La Dieta Mediterranea e gli stili di vita a cui eravamo abituati diventano le vittime sacrificali sulla via di un progresso e di uno sviluppo su cui, dopo la crisi del 2008, pesano importanti interrogativi. Ecco allora la necessità e l’urgenza di ridare all’agricoltura quel suo ruolo di centralità

11 settembre 2015 | Pasquale Di Lena

L’altro giorno a Oliveto Citra (SA), un piccolo delizioso paese che, con le sue minute case, scivola sotto l’antico Castello e guarda il fiume che sfocia tra Eboli e Paestum, il Sele, ha dato il mio personale contributo all’incontro “Dieta Maditerranea e stili di vita tradizionali”, organizzato nell’ambito della XXXI edizione del “Premio Sele d’oro Mezzogiorno”, ricco di interessanti iniziative.

Carmine Pignata, sindaco di questa Città dell’Olio (una delle ventiquattro del coordinamento campano) ha voluto presentarmi non solo come autore del libro “Agricoltura e Territorio”, uscito nel 2012 per la collana “Cibo e identità” dell’AGR Editori di Ripalimosani (Cb), ma, anche, come presidente onorario dell’ANCO (Associazione Naz.le Città dell’Oli), dandomi, così, la possibilità di iniziare il mio intervento con un saluto del Molise e della mia Larino, culla (dicembre 1994) di una realtà che oggi rappresenta oltre 350 comuni e enti associati.

La presenza di un pubblico prevalentemente di giovani mi ha dato ancor più la stimolo a parlare di territorio che, con la sua ruralità e la sua agricoltura, è tanta parte degli stili di vita tradizionali che la Dieta Mediterranea raccoglie e rappresenta e, per questo, dal 2011 riconosciuta dall’Unesco patrimonio dell’Umanità per la sua valenza culturale e sociale.
Il territorio, questo Bene Comune fondamentale, patrimonio inestimabile di risorse e di valori, sempre più vittima sacrificale di un tipo di sviluppo, che la pesante crisi, esplosa nel 2008, ha mostrato ormai decrepito, fallito.
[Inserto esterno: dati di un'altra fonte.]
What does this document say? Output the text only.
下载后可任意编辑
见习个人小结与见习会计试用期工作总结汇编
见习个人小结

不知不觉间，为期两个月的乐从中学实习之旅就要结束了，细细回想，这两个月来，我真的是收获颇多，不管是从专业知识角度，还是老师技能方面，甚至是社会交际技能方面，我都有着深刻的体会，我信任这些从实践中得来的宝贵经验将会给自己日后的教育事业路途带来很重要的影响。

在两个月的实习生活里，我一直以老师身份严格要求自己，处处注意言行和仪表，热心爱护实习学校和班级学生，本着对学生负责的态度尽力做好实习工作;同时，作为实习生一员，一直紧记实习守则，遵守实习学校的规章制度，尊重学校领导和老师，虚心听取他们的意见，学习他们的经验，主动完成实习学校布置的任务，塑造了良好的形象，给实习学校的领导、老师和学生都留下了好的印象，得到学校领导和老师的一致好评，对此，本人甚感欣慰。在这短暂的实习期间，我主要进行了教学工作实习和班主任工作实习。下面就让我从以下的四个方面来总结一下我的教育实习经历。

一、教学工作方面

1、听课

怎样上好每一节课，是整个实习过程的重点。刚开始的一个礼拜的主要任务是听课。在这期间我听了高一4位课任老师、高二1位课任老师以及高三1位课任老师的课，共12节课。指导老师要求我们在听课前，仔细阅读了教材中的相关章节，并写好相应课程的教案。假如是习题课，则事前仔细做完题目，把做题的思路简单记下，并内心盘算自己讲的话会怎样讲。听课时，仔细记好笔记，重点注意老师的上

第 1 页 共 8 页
E’ questo suo stato di fallimento e, forse, la consapevolezza che c’è sempre meno da sfruttare, che hanno incattivito ancor di più i protagonisti del crollo del sistema, che, con più violenza di prima, continuano a perseverare lungo un percorso che, se non viene fermato in tempo, va diritto verso il baratro nel momento in cui continua a divorare fette importanti della Terra, che proprio in questa settimana ha vissuta la sua Giornata.

Se è vero, com’è vero, che quest’anno, la natura ha già dato tutto quello che poteva dare il 13 di agosto, con un anticipo di sei giorni di fronte allo scorso anno, c’è da pensare che un’altra fetta di pianeta è venuto a mancare. E, se prossimamente questo accade il 30 di giugno c’è da dire, inoltre, che il giorno in cui questo succederà, dobbiamo prendere atto che l’umanità ha bisogno di un altro pianeta!
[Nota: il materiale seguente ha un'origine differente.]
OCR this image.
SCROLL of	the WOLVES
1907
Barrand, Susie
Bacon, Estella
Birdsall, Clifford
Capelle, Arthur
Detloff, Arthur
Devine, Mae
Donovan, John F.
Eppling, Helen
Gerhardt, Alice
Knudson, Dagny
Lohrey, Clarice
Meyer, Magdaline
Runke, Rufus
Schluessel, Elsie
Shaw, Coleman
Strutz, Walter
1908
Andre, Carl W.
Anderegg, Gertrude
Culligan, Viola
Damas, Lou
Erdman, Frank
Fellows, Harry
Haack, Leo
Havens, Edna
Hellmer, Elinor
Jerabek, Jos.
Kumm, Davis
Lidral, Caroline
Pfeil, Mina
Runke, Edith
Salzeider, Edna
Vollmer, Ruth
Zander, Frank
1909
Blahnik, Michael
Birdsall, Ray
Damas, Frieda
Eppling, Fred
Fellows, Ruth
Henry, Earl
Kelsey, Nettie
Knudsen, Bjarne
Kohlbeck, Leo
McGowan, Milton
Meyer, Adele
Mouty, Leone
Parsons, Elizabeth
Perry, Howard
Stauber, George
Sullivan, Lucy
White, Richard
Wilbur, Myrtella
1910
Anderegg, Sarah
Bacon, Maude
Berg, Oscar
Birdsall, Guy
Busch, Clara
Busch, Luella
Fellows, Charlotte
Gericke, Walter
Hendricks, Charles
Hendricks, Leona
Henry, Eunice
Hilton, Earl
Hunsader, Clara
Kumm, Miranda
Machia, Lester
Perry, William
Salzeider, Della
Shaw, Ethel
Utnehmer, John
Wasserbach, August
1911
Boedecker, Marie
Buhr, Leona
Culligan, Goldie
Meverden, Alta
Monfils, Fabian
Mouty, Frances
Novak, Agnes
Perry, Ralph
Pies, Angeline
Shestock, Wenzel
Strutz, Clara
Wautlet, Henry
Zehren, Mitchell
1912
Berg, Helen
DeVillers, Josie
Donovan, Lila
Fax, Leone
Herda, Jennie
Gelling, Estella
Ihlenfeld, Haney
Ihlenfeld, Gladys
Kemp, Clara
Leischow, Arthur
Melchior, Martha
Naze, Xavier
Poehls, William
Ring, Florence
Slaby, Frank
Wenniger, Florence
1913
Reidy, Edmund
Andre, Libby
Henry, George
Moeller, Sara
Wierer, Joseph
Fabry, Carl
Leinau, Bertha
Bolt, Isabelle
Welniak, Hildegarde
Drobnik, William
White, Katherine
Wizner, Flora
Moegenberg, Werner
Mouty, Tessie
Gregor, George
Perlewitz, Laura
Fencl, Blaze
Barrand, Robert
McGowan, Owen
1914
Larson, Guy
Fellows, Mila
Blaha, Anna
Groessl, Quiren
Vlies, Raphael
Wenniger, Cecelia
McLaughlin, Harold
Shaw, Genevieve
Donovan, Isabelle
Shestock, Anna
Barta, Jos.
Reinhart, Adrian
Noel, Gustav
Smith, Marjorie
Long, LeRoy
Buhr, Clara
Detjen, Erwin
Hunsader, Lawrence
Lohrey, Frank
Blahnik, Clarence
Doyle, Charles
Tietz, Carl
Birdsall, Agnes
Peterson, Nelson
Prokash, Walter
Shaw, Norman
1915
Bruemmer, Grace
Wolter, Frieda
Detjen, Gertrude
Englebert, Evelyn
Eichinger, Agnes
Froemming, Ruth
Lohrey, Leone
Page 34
L’Amazzonia è solo un esempio (il più clamoroso), dello sperpero di risorse naturali, dei cambiamenti climatici, dei rischi che corre l’umanità.

Un processo che rischia di diventare inarrestabile se, chi è vittima della situazione, soprattutto le nuove generazioni, non si organizza e mette in piedi azioni, strategie che diano vita a una vera e propria lotta di resistenza di cui la natura, la terra ha bisogno.
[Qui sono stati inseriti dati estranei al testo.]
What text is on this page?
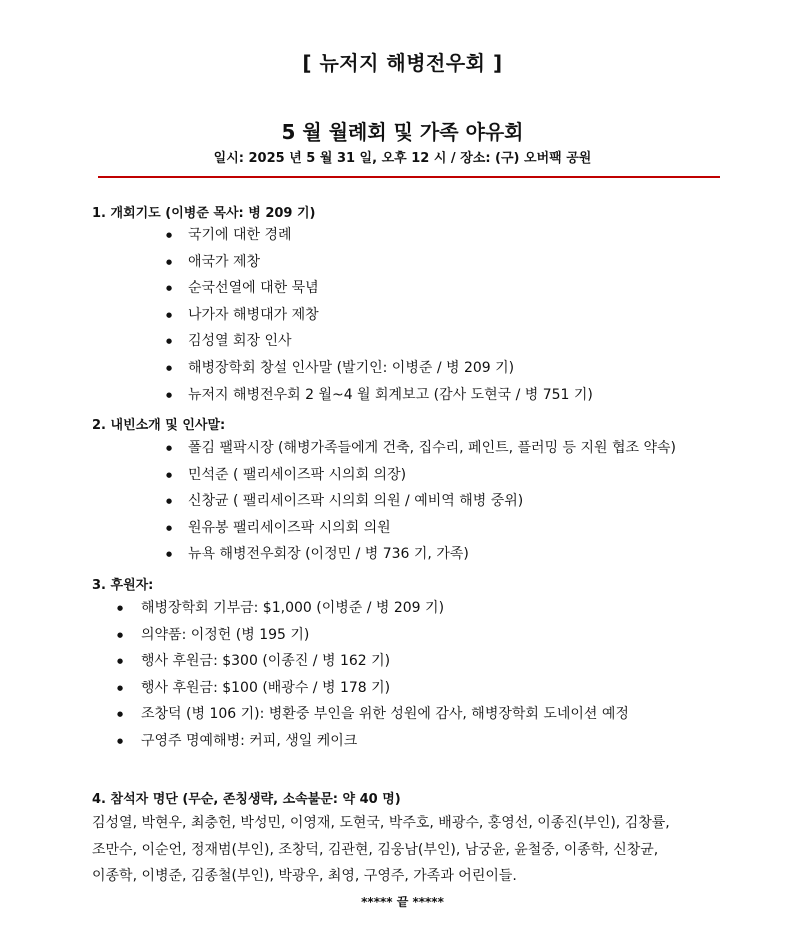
[ 뉴저지 해병전우회 ]
5 월 월례회 및 가족 야유회
일시: 2025 년 5 월 31 일, 오후 12 시 / 장소: (구) 오버팩 공원
1. 개회기도 (이병준 목사: 병 209 기)
● 국기에 대한 경례
● 애국가 제창
● 순국선열에 대한 묵념
● 나가자 해병대가 제창
● 김성열 회장 인사
● 해병장학회 창설 인사말 (발기인: 이병준 / 병 209 기)
● 뉴저지 해병전우회 2 월~4 월 회계보고 (감사 도현국 / 병 751 기)
2. 내빈소개 및 인사말:
● 폴김 팰팍시장 (해병가족들에게 건축, 집수리, 페인트, 플러밍 등 지원 협조 약속)
● 민석준 ( 팰리세이즈팍 시의회 의장)
● 신창균 ( 팰리세이즈팍 시의회 의원 / 예비역 해병 중위)
● 원유봉 팰리세이즈팍 시의회 의원
● 뉴욕 해병전우회장 (이정민 / 병 736 기, 가족)
3. 후원자:
● 해병장학회 기부금: $1,000 (이병준 / 병 209 기)
● 의약품: 이정헌 (병 195 기)
● 행사 후원금: $300 (이종진 / 병 162 기)
● 행사 후원금: $100 (배광수 / 병 178 기)
● 조창덕 (병 106 기): 병환중 부인을 위한 성원에 감사, 해병장학회 도네이션 예정
● 구영주 명예해병: 커피, 생일 케이크
4. 참석자 명단 (무순, 존칭생략, 소속불문: 약 40 명)
김성열, 박현우, 최충헌, 박성민, 이영재, 도현국, 박주호, 배광수, 홍영선, 이종진(부인), 김창률,
조만수, 이순언, 정재범(부인), 조창덕, 김관현, 김웅남(부인), 남궁윤, 윤철중, 이종학, 신창균,
이종학, 이병준, 김종철(부인), 박광우, 최영, 구영주, 가족과 어린이들.
***** 끝 *****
E tutto questo sfracello per il denaro e il potere!

Intanto, nel mondo, ogni anno il pianeta perde 24 miliardi di tonnellate di terra fertile. Un tasso di furto di suolo fertile tra le 10 e le 40 volte superiore – come prima si diceva - alla capacità di rigenerazione. Parlo della terra, quella che dovrebbe - come dichiara l’Expo 2015 - “nutrire il pianeta”, proprio quando essa è sommersa da cemento e asfalto o scavata e trivellata. Come dire che la mano destra non sa quello che fa la mano sinistra e viceversa.

Alla perdita di terreno fertile dovuto al furto di territorio, è da aggiungere la perdita di quello, ormai esaurito, sottoposto a eccessi di apporto chimico con il solo obiettivo di produrre quantità. In pratica, una perdita netta di cibo che vede il nostro Paese già in deficit del 20% il suo fabbisogno alimentare. Un dato preoccupante che può diventare presto drammatico se non si pone fine, appunto, alla perdita di suolo.

Un vero e proprio delitto contro un bene comune, che, in Italia, continua a registrare la perdita di 8 metri quadri il secondo, ciò che vuol dire che, alla fine di un anno, sparisce una superficie pari a 240.000 campi sportivi, che, nella generalità dei casi, è quella più vocata all’agricoltura di qualità.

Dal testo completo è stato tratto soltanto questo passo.